Living all his life outside Iran, in Sweden, Pouya puzzled over the news of his father’s death.

Mahshid remembers, “As Pouya gradually grew up, he became familiar with Iran’s specific issues. Although he chose another way of life for himself. Today, I can say he is one of the unique people working in Sweden in the fields of artificial intelligence.”

A year after Majid Sharif’s murder, Mahshid’s Iranian passport was given to her, and she arrived in Iran on the first anniversary of her husband’s murder.

“Pouya was not with me,” she said. “I didn’t want him with me, because he was under eighteen and I had no idea what could happen to him. In my conversations with Majid’s family and his parents, they insisted on keeping Pouya safe. Majid’s father was 83 years old, and Majid’s mother eighty-one when he was killed. I saw a certain fear in them that something might happen to Pouya. They earnestly insisted on keeping Pouya safe. However, when Poya turned eighteen, he traveled to Tehran to nominate Shirin Ebadi [later, a Nobel laureate] to represent the family in Majid’s legal case.”

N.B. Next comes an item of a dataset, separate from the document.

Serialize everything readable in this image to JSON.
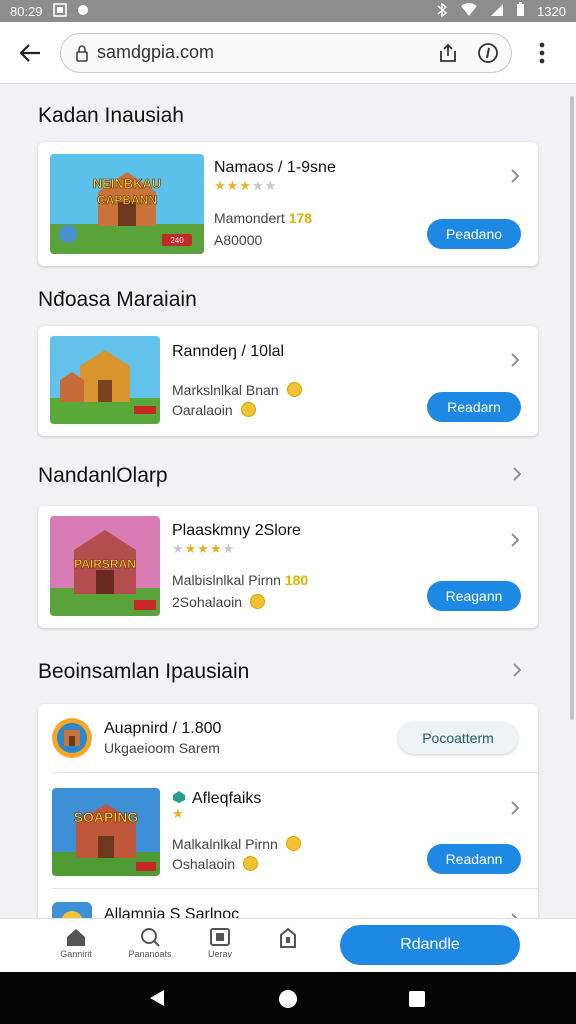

“Pouya was struggling with a bizarre dilemma,” she added. “Why did his father who had the highest academic education in two different fields of physics and humanities with the highest degrees in Universities of Iran, France, and the United States, why did his father who was fluent in different languages and had the power to research, think, and had enthusiasm and flexibility, return to Iran?” Mahshid Sharif says.

According to Mahshid, “Majid had come to the point that the political mission he had decided for himself was deadlocked abroad. I mean, he did not see any dynamics or changes in the movement he had begun. Since he was a creative seeker, he had concluded in his contemplation that he was willing to return to Iran and fight differently and in a distinctive style.”

Being with the people cost Majid his life, with Majid experiencing frequent challenges upon his return to Iran.

“Since his return, he was summoned repeatedly and interrogated at a place called the Esteqlal Hotel. His writings were repeatedly banned to the extent that he was forced to resign from writing and translating. He made fewer calls to us, which continued to be less than before. His vague words on the phone for me, who knew him well, indicated an unusual situation. I knew that he was not in a normal situation. Until that tragedy occurred.”

A historian and founder of the Institute for Political Studies and Research in Iran, Abdollah Shahbazi, shared in an essay, “Showing fake warrants, [intelligence agents] stopped [Majid Sharif] as a drug suspect. They pushed him into a taxi and drove to a parking lot in Tehran’s Yousef Abad neighborhood. There, they injected potash under his big toe’s nail.”

One of the prime defenders in the Chain Murders case, Mehrdad Alikhani, testified, “We had changed the taxi’s plate number.”

In addition to Alikhani, five others participated in the operation; one was driving, and two followed the taxi in another car. Majid’s body was taken to the vicinity of his house and thrown on the sidewalk. The medical examiner’s department determined the cause of death as cardiac arrest.

“What I think is very, very important, and I highlight it every year is the justice movement,” Mahshid said, adding, “If at the first years after the political Chain Murders only the victims’ families and a thin layer of the society sought justice, today far more people are demanding justice, and that makes us all incredibly happy. The fact that the popular justice-seeking movement has been able to maintain its independence over the years and bring other free hearts and consciences together is heartwarming.”

Books written or translated by Majid Sharif include “Rebirth of True Islam,” “Islam Minus Democracy,” “Cultural Alienation”, Roger Garoudi’s “History of an Apostasy, Founding Myths of Israeli Politics,” “Prophet” by Gibran Khalil Gibran, “Challenges and Power” by Pierre Ensar, “The History of an Apostasy,” and “The Necessity of Revising of Political Campaign and Presenting Democratic Entities.”